Günümüzde dindar, mütedeyyin, İslamcılar
ve din görevlileri hiç olmadığı kadar makam ve mevki gibi bir imtihanla
sınandı. Zira bu kesim, dünün sınanmamış dürüstleri idi. (Ki sınanmayan herkes
dürüsttür bu ülkede.) Bugün kahir ekseriyeti makam ve mevki ile test edildi ve
bu dürüstlük sınavını geçememişlerdir. Burada daha önce bir yazımda yazı konusu
edindiğim bir araştırma (MAK Danışmanlık AŞ.) sonucuna burada tekrar yer vermek
isterim: “Özal zamanında bir araştırma firması şöyle bir soru soruyor:
'Karı-koca olarak acilen bir yere gitmek zorunda kalsanız, çocuklarınızı
aşağıdaki meslek gruplarından hangisine öncelikli olarak emanet edersiniz?'
Seçeneklerde aşağı yukarı tüm meslek gruplarına yer verilmiş. ‘Din
görevlilerine teslim ederiz’ seçeneği, birinci sırada tercih edilmiş. Aynı
soruyu hiç değiştirmeden bu sene biz sorduk. İlk on sırada din görevlileri
olmadığı gibi din ve dindarlıkla özdeşleşen bir meslek grubu da tercih
edilmemiş”. (bknz: https://anadoludabugun.com.tr/yazarlar/barbaros-ulu/din-gorevlileri-itibar-mi-kaybediyor-6718)
Kanaat önderleriyle yaptığı toplantıda “kendilerini
peygamberlerin varisleri” olarak gören DİB Başkanı, mademki böyle bir
hassasiyeti gündeme getirdi. İsterdim ki bu araştırma sonucunu bu toplantıda
bir güzel masaya yatırsın. Çünkü araştırma din görevlilerini ilgilendiriyor.
Orada sormalıydı: 90’lı yıllarda güvenilirlikte ilk sırada olan din görevlileri,
30 yıl sonrasında bugün niçin ilk 10’nda yok? Oradaki hazirundan eteklerindeki
taşı dökmelerini isteyebilirdi. Hatta bu konuda bir komisyon kurarak bu konuyu
enine boyuna bir güzel inceletebilirdi. Gördüğüm kadarıyla bu araştırma es
geçilmiş. Gerçekten bu sonuç orada da gündeme gelmeyecek de nerede gündeme
gelecek?
Burada din görevlilerinin itibar
kaybetmesine dair verdiğim örnekler için “öyle bir şey yok da. Diyelim ki böyle
bir şey var.

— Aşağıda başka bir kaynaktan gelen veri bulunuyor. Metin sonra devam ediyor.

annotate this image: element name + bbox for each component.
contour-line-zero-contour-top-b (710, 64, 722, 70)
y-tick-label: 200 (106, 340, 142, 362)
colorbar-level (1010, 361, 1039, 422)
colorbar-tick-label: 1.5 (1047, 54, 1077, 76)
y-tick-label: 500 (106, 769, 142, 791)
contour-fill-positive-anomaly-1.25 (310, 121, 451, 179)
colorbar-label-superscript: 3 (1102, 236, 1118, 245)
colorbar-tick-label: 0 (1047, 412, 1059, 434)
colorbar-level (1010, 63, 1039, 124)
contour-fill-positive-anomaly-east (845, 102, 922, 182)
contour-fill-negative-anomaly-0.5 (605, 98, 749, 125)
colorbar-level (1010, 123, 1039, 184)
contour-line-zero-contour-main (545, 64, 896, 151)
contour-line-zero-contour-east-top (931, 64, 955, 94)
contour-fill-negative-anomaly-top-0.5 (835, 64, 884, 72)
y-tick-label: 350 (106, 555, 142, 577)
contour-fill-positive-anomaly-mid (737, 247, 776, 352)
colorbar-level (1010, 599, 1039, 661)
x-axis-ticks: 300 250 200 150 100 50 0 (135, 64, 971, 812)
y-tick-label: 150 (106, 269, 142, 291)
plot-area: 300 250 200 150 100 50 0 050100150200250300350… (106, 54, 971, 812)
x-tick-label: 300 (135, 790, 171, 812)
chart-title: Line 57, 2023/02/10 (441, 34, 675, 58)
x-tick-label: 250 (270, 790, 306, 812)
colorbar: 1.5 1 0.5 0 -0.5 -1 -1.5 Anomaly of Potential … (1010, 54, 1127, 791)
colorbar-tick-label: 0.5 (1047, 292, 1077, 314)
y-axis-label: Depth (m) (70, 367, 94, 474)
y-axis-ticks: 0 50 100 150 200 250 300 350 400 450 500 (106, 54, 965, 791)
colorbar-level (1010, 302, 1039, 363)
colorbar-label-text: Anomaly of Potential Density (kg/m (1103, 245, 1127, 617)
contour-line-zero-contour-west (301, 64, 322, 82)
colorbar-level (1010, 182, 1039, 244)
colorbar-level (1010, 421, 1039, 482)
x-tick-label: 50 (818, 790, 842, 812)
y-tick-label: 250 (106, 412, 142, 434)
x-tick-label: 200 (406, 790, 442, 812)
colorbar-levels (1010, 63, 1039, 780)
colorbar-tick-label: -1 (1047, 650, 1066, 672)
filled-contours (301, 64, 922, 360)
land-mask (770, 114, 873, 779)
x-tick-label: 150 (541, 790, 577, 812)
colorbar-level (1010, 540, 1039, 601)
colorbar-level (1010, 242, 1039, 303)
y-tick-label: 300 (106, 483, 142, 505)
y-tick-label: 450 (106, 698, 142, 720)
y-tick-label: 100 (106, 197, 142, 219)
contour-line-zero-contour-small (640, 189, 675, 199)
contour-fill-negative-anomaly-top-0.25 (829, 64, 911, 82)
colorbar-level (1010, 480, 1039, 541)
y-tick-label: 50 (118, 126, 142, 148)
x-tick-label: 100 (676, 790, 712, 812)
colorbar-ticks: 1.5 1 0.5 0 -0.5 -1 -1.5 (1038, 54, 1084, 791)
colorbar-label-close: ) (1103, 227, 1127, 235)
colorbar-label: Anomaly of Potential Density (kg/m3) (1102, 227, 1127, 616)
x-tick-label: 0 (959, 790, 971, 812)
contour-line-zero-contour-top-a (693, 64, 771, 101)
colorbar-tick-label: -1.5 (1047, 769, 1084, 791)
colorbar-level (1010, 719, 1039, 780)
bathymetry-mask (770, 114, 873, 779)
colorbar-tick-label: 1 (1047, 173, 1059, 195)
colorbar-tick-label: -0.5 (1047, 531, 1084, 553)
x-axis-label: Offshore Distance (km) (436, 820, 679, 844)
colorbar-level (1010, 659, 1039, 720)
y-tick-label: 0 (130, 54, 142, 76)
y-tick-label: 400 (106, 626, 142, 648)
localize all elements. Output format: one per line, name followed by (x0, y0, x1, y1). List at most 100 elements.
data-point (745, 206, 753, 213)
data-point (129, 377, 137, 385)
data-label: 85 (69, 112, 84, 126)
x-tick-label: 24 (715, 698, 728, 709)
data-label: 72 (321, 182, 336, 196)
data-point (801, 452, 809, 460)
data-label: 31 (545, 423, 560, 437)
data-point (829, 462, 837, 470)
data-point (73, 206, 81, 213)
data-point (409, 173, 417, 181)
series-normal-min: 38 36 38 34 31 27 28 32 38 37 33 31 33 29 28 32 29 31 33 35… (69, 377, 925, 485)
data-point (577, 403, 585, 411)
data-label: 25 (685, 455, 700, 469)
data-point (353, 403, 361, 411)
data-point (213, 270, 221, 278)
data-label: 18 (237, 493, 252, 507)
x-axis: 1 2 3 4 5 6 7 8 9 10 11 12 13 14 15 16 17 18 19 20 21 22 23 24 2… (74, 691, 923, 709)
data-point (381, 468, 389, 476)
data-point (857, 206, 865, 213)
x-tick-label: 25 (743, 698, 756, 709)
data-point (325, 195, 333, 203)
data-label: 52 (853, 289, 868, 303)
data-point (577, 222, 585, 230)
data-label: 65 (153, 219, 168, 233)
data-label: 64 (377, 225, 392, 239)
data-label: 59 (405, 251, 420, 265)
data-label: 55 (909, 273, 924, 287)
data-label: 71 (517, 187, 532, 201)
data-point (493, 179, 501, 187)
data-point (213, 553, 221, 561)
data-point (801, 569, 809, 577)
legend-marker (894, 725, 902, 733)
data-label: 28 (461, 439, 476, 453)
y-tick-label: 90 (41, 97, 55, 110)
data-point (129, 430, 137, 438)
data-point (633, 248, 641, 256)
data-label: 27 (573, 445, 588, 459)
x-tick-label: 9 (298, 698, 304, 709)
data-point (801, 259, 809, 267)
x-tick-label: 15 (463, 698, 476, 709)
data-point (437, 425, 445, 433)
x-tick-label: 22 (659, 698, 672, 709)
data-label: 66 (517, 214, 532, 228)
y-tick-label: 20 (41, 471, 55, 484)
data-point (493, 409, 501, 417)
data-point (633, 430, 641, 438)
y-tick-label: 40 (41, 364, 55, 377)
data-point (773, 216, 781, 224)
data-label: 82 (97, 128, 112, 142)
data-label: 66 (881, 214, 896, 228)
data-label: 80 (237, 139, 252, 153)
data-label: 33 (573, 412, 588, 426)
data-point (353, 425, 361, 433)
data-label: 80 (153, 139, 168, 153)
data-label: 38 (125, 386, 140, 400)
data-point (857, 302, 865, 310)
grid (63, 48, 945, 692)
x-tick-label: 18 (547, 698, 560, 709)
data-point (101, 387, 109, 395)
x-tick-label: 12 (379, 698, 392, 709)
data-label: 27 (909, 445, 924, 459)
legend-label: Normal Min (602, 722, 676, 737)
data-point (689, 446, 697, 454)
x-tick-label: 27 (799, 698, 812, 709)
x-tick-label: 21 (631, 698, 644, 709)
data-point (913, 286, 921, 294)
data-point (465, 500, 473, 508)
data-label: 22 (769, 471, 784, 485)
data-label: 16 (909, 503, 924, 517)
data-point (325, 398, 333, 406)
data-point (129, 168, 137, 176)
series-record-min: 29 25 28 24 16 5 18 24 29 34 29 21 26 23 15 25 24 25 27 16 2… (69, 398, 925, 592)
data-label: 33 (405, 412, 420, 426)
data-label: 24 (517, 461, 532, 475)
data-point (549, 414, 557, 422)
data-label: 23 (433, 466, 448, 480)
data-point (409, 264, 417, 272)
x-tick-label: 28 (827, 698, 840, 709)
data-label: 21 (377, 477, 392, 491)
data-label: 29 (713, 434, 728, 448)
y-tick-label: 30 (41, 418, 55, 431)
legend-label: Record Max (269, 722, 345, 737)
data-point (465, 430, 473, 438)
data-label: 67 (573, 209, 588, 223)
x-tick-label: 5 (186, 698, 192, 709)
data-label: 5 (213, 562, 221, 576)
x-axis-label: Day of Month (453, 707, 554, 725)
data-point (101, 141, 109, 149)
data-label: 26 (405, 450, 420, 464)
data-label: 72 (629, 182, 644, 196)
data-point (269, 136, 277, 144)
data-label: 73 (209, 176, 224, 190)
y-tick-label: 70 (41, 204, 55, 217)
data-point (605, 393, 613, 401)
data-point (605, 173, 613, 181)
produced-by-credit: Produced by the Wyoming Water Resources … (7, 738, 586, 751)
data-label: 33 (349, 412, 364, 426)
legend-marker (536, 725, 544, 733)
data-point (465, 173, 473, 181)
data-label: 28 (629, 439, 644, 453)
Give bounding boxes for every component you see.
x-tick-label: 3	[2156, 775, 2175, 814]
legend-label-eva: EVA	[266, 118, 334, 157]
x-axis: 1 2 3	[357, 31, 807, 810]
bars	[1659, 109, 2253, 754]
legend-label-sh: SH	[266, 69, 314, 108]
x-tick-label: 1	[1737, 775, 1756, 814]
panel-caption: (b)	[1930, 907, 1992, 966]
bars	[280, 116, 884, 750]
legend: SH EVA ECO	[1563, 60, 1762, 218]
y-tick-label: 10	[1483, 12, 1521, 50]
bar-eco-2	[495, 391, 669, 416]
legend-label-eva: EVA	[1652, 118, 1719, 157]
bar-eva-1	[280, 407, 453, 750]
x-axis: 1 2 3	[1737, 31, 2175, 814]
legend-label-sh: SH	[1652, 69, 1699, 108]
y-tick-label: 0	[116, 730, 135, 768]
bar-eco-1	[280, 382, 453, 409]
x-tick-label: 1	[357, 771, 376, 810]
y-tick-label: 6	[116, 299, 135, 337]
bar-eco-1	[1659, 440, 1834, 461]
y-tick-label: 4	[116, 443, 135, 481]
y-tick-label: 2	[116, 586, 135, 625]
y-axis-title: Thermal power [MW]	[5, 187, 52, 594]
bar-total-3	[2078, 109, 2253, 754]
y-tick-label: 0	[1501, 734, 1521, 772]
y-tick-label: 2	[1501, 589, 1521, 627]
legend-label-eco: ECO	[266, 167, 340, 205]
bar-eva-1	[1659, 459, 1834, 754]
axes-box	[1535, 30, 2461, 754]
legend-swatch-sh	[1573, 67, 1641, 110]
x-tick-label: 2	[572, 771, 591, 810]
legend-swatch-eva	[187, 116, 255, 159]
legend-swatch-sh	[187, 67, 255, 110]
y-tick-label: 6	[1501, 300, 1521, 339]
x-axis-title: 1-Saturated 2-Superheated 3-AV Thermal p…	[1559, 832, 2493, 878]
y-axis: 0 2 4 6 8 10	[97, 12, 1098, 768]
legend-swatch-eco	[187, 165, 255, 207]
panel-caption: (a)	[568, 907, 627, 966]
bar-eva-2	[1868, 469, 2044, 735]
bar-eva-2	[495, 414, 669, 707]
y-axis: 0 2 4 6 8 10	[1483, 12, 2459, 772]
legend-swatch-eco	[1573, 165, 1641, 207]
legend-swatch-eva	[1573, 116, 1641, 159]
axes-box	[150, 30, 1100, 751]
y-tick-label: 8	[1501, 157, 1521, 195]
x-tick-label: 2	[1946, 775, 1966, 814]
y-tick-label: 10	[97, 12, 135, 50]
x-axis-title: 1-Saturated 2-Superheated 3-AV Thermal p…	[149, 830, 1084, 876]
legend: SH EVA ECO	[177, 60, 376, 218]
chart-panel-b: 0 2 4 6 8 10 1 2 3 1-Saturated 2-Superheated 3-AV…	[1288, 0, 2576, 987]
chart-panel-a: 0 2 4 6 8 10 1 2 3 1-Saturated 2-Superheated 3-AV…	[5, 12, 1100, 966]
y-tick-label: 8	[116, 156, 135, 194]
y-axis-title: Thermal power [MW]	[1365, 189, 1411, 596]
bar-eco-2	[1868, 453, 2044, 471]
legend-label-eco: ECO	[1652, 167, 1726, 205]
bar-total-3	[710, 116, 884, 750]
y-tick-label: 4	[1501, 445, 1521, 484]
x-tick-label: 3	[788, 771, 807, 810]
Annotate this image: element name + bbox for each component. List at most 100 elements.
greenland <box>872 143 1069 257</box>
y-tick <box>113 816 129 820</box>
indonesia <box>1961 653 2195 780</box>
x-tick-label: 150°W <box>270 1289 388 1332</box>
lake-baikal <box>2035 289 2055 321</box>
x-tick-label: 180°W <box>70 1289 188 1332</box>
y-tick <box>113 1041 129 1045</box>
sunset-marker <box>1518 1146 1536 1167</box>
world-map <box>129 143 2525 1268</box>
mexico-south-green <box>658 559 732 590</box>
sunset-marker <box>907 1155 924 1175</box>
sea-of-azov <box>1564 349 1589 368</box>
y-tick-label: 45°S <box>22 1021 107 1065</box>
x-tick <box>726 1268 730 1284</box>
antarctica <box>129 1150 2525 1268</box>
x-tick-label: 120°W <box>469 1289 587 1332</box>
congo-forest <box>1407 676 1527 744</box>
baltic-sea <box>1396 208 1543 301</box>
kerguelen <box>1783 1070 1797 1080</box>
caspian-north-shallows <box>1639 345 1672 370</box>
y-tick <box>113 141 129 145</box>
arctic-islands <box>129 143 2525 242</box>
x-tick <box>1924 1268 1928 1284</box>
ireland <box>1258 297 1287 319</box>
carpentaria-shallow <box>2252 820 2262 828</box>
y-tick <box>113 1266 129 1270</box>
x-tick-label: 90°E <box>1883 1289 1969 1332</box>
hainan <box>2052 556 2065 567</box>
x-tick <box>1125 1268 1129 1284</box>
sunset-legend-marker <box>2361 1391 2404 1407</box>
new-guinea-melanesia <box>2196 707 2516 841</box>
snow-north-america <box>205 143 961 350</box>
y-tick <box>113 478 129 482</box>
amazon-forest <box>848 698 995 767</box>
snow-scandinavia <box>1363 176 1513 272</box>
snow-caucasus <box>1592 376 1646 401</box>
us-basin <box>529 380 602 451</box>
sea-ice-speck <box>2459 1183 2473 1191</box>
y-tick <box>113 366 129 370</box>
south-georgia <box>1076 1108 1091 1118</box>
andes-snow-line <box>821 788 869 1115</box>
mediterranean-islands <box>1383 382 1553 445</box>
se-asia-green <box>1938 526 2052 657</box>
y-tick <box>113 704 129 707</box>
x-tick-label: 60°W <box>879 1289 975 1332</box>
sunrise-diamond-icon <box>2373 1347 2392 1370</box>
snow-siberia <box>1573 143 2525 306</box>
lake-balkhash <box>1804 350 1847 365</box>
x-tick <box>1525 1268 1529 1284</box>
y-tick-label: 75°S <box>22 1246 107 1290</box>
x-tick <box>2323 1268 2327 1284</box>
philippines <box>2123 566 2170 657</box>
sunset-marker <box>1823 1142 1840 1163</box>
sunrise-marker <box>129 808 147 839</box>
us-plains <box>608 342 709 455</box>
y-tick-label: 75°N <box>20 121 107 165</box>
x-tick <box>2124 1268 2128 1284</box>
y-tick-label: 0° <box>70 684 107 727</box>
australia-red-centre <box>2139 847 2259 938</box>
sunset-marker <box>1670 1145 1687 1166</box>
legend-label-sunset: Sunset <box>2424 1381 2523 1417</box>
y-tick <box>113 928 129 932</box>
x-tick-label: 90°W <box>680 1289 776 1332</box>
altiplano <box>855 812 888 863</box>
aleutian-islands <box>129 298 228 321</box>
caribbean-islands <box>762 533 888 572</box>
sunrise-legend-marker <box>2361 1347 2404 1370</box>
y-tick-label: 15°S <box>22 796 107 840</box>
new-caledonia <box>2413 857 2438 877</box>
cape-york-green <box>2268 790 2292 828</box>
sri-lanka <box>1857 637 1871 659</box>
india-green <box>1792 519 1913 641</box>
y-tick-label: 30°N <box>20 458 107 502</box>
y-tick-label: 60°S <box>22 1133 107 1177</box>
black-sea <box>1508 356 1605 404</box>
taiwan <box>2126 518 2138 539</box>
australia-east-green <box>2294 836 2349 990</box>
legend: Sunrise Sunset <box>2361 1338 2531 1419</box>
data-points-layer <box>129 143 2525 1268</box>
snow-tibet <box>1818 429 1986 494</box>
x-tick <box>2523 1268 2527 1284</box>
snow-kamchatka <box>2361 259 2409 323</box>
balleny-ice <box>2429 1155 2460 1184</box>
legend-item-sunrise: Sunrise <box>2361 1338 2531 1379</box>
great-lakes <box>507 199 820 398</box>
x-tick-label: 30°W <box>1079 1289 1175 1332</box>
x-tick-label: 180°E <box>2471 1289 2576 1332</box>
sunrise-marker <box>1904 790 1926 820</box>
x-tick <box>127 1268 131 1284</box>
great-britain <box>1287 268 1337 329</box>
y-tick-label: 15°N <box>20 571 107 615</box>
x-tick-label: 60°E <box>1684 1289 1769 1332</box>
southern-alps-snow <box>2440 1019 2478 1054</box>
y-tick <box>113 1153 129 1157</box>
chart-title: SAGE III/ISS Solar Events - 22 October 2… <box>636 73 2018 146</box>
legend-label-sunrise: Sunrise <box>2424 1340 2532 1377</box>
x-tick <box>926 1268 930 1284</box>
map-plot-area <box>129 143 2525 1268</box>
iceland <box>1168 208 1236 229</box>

Para kirli olmasına rağmen insanlar paradan niye nefret etmiyor ve
uzaklaşmıyor da dinden uzaklaşıyor” şeklinde bir gerekçe sunanlar olacaktır.
Böyleleri kusura bakmasın ama milletin bu tür bayat bahanelere ve kıyasa karnı
toktur. Bu tür konuları değerlendirirken insan psikolojisini hesaba katmak
lazım. Çünkü bu toplumun kahir ekseriyetinin, parçadan bütüne giderek genelleme
gibi bir özelliği var. (Askerde Kayserili bir çavuştan dayak yiyen birinin tüm
Kayserililerden nefret etmesi gibi. Fazla örneğe gerek yok bence.)
Hasılı, ister dinden uzaklaşma veya dinden
uzaklaştırma var diyelim. Dinden uzaklaşmanın olduğu bir gerçek ama sorunu
çözmek için bu uzaklaşma/uzaklaştırmanın sebep ve nedenlerini tespit edip
çözüme giden yollar bulmamız lazım. Umarım meramımı anlatabilmişimdir.
*10/11/2021 tarihinde Barbaros ULU adıyla Anadolu'da Bugün gazetesinde yayımlanmıştır.